The FDA granted approval for isatuximab-irfc (Sarclisa) in combination with bortezomib, lenalidomide, and dexamethasone (VRd) for newly diagnosed multiple myeloma patients ineligible for autologous stem cell transplant on September 20, 2024. This approval was based in part on the IMROZ trial (NCT03319667), which randomized 446 patients aged 80 or younger in a 3:2 ratio to receive isatuximab plus VRd or VRd alone. The IMROZ trial reported a median PFS not reached for the isatuximab arm compared to 54.3 months for the control arm, with a hazard ratio of 0.60, according to trial records.

Additional ongoing trials include a high-risk smoldering multiple myeloma study (NCT04270409) evaluating isatuximab combined with lenalidomide and dexamethasone, and the GMMG-HD8 trial (NCT05804032), which is assessing subcutaneous isatuximab in newly diagnosed multiple myeloma patients. These studies aim to further define the role of subcutaneous isatuximab in various treatment settings.

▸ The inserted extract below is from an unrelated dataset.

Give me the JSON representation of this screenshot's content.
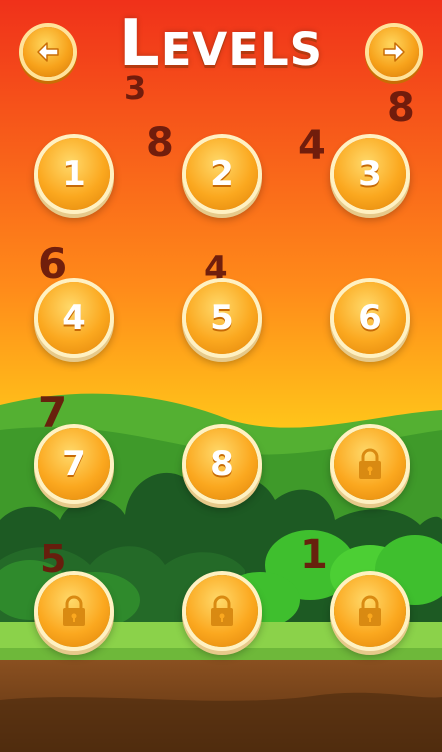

Sanofi’s development of the subcutaneous formulation through the IRAKLIA and IZALCO studies is part of a broader effort to improve access to care and patient convenience in multiple myeloma treatment, according to company officials. The OBDS represents a novel delivery mechanism intended to reduce infusion-related burdens and clinic time, with ongoing nurse feedback and patient experience data supporting its use.

The FDA’s setting of the PDUFA date for subcutaneous isatuximab signals regulatory progress toward expanding treatment options for relapsed/refractory multiple myeloma. The approval decision will follow a comprehensive review of the IRAKLIA phase 3 data and associated safety and efficacy results, officials said.